By Clive Barker
HarperCollins, 1989
Buy it at Amazon or Barnes & Noble
Recommended by Marshall Lemon
I should let you know up-front that The Great and Secret Show is a tough nut to crack. It's imaginative but constrained, sprawling but unfocused, and epic in scope but surprisingly subdued in delivery. It might appeal to horror fans, even though it's not really scary, and it might appeal to fantasy fans, even though its magic is grotesque and grounded in the real world.
It's hard to sum up the plot briefly, but it goes something like this: While working in a dead letter office, unassuming paper-pusher Randolph Jaffe discovers that there is a small, well-hidden world of magic users scattered here and there across the United States. He wants this power for himself, and eventually becomes a creature of darkness called The Jaff. This sets off a chain of events that lasts over 20 years and involves ten or fifteen major characters, eventually culminating in a struggle to stop a world of darkness from engulfing our own.

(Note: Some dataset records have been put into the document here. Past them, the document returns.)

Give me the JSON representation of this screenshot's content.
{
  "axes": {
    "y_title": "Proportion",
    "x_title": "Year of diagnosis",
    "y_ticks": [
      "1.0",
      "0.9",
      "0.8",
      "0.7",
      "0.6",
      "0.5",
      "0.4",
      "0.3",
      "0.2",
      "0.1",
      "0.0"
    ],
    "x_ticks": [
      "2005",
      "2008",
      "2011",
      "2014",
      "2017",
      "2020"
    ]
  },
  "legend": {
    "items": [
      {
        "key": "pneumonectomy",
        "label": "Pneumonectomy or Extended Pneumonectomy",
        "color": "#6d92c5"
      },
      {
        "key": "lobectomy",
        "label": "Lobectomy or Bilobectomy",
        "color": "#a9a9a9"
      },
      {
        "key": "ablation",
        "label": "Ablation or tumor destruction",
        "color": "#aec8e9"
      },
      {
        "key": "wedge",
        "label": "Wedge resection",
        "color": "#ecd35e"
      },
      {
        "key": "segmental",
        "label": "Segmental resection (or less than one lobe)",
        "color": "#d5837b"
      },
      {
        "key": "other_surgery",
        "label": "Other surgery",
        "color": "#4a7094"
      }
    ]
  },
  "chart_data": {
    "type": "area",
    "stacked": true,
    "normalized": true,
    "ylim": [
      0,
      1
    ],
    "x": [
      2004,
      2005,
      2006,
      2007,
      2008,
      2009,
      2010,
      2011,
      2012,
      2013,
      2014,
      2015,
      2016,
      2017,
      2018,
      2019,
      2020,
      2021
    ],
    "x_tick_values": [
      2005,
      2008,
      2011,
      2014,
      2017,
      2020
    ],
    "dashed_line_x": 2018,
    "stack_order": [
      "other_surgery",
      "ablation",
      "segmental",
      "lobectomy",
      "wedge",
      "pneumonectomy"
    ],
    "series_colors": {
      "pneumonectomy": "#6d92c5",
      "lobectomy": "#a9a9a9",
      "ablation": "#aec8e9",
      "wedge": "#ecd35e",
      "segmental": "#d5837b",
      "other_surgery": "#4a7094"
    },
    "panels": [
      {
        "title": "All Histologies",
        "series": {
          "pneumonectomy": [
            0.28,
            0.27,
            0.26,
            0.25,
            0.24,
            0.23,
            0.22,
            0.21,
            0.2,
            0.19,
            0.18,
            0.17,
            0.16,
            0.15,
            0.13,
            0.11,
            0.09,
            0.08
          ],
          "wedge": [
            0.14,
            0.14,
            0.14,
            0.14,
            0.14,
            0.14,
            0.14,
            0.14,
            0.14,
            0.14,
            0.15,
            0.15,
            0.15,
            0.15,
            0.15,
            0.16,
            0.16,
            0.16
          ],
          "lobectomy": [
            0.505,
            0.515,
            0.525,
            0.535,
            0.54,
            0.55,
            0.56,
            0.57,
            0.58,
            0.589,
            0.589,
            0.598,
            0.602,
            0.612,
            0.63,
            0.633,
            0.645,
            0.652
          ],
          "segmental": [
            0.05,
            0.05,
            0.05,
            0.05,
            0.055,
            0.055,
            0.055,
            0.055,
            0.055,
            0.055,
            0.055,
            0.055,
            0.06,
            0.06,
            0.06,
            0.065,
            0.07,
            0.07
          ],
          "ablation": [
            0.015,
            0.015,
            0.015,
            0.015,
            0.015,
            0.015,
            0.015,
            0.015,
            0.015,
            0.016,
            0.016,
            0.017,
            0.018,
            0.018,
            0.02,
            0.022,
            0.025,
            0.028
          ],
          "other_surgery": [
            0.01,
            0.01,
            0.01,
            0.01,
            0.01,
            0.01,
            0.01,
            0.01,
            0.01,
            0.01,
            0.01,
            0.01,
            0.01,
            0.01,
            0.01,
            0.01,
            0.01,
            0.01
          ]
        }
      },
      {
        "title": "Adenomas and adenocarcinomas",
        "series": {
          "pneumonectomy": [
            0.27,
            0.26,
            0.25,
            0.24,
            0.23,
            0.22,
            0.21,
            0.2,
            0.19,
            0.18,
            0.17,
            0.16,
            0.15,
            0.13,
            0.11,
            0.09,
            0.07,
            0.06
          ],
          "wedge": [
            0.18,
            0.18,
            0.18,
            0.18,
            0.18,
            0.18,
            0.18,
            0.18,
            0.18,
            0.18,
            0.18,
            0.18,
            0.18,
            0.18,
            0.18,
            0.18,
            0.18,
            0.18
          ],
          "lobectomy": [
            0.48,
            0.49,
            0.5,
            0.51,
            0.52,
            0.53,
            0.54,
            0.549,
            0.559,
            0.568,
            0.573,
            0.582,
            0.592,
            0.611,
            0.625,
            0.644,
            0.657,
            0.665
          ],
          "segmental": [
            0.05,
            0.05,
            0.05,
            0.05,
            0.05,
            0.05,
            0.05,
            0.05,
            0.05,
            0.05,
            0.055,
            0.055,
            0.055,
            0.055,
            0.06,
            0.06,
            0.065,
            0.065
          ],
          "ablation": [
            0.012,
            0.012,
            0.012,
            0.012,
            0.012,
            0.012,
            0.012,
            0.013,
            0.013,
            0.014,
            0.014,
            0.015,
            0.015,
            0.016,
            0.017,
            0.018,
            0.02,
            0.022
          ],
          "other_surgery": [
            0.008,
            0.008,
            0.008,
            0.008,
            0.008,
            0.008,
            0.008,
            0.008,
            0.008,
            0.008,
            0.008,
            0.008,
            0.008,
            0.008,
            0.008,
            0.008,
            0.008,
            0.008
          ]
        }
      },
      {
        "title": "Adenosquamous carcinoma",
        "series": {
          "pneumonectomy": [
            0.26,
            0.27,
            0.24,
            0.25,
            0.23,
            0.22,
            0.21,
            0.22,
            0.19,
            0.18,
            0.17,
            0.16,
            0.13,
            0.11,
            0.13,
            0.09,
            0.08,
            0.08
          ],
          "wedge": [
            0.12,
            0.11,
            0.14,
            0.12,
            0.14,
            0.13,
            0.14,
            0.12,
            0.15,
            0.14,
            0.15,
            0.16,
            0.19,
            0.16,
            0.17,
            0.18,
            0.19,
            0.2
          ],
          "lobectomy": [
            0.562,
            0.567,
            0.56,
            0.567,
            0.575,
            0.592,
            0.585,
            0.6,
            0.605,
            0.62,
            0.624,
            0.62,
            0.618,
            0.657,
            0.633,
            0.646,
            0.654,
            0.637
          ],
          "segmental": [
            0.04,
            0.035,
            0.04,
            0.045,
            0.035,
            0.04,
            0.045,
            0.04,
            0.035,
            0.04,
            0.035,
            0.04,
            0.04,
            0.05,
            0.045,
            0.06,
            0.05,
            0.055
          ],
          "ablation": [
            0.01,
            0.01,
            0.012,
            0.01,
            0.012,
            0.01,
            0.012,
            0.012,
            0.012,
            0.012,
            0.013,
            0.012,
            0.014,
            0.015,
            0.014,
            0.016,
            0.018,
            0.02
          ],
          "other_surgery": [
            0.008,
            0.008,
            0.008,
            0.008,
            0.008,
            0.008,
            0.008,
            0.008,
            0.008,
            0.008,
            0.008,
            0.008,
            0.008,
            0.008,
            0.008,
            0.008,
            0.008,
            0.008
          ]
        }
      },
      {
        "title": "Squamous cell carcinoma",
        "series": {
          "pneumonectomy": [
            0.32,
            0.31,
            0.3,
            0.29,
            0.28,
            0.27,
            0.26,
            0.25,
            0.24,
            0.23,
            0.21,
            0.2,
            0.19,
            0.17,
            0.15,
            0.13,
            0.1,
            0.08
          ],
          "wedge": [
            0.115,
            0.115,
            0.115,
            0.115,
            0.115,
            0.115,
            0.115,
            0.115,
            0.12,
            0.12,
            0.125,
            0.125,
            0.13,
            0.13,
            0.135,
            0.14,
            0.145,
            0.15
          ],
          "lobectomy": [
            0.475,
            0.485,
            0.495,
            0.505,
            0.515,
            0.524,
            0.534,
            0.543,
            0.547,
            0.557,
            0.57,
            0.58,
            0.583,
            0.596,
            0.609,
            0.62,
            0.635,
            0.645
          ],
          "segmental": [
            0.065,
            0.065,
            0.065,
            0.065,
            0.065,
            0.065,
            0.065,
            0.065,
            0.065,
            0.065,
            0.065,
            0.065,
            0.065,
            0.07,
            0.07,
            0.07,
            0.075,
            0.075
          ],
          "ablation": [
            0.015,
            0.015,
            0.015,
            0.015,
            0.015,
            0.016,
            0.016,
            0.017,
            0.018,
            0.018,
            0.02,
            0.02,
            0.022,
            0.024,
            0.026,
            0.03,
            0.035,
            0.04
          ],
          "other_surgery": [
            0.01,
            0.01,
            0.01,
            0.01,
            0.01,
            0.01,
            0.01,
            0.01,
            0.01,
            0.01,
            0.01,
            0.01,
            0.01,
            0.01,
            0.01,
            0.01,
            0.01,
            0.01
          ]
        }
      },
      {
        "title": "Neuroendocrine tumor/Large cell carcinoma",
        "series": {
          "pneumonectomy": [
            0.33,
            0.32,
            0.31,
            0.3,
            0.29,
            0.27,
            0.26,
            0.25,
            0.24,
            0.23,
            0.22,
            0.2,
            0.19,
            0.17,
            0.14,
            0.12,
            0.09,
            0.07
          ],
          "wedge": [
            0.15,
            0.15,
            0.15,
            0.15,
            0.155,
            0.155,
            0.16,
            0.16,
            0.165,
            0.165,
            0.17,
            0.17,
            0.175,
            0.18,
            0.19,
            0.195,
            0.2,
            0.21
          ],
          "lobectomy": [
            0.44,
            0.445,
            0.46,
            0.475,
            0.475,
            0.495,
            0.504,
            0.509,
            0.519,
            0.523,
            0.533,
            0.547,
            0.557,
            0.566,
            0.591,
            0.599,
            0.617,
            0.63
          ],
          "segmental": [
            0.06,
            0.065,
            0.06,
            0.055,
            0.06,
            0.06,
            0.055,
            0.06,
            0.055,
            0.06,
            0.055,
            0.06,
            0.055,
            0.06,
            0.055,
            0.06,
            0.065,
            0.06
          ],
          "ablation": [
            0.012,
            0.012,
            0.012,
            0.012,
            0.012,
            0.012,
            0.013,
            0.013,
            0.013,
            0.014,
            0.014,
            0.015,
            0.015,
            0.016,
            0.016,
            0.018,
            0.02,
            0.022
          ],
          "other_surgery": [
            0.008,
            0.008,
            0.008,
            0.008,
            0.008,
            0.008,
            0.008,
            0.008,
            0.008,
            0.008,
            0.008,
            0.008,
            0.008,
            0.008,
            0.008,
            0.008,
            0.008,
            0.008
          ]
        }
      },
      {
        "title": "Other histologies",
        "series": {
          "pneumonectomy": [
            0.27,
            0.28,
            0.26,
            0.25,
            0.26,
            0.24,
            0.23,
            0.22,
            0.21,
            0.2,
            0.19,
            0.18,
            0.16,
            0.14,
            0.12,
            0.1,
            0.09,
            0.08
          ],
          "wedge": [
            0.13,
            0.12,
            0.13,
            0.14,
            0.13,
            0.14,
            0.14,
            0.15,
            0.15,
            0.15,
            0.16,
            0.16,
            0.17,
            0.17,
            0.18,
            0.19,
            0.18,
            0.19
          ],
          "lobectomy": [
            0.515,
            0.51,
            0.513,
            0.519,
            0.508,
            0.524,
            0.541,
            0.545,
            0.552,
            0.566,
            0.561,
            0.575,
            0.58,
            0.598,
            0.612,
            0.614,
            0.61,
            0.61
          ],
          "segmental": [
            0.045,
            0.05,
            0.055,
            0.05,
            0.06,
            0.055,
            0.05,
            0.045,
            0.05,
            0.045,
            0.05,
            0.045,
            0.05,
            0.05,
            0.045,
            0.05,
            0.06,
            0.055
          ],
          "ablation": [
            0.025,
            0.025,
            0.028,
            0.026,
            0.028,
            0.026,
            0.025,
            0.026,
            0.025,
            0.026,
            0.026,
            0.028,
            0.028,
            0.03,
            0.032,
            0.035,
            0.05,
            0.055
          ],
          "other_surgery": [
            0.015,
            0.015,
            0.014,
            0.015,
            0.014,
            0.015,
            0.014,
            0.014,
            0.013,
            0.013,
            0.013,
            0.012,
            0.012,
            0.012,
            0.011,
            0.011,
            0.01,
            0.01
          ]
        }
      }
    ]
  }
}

The setting is the strongest part of the book. Although the story mostly takes place in a California suburb, as Jaffe discovers, there is more going on than meets the eye. Barker creates a system of magic that is more reminiscent of medieval heraldry than the wizards and demons of the traditional high fantasy canon. Throughout the course of the book, the characters encounter an atomic bomb in a Nevada desert time loop, a Mexican cemetery full of vengeful undead spirits, a lake that springs out of a mysterious sinkhole, and a world of bizarre creatures from beyond our own dimension.
One thing that Barker does better than anyone is creating absurd, disgusting creatures, and that talent is on full display here. The Jaff has the ability to create monsters out of people's worst fears, and some of the results are fittingly disconcerting. You'll see plenty of things with scales and legs before the end of the day, but the most vile creatures actually come from another villain, Kissoon. The Lix are snake-like demons that arise from a combination of bodily fluids, and are roughly as unsettling as they sound.
The creatures and places they inhabit are a delight, but the story and characters that give rise to them are unfortunately much more lacking. The story takes forever to get going, and changes protagonists with such regularity that it's easy to wonder if Barker was just making up characters as he went, getting bored with each one.
At first, Jaffe's rival, Fletcher, emerges as a likely contender for protagonist, but is quickly replaced by Fletcher's son, Howard. Howard turns out to be ineffective, however, as he slowly surrenders the story over to reporter Grillo, and Grillo hands it off to his friend, Tesla, who ends up doing most of the heavy lifting towards the end of the book. The characters actually don't interact with each other much, meaning that the final result feels much more like five or six separate novellas than a cohesive story.
Barker also does not have a very good grasp on heterosexual relationships, but insists on shoehorning them in whenever possible — once between Howard and supposed rival Jo-Beth, who fall in love instantly and never do anything proactive for each other, and once between Raul, an enchanted ape-like entity, and occasional hero Tesla. It's about as weird as it sounds, and not much comes of it.
You'll probably never read anything quite like The Great and Secret Show, although whether that's a good or bad thing depends on your own tastes. For what it's worth, I wasn't a big fan, but I'm glad I read it just the same — it's chock full of an equal number of good and bad ideas. If you want more traditional horror, I like Salem's Lot by Stephen King, but who doesn't?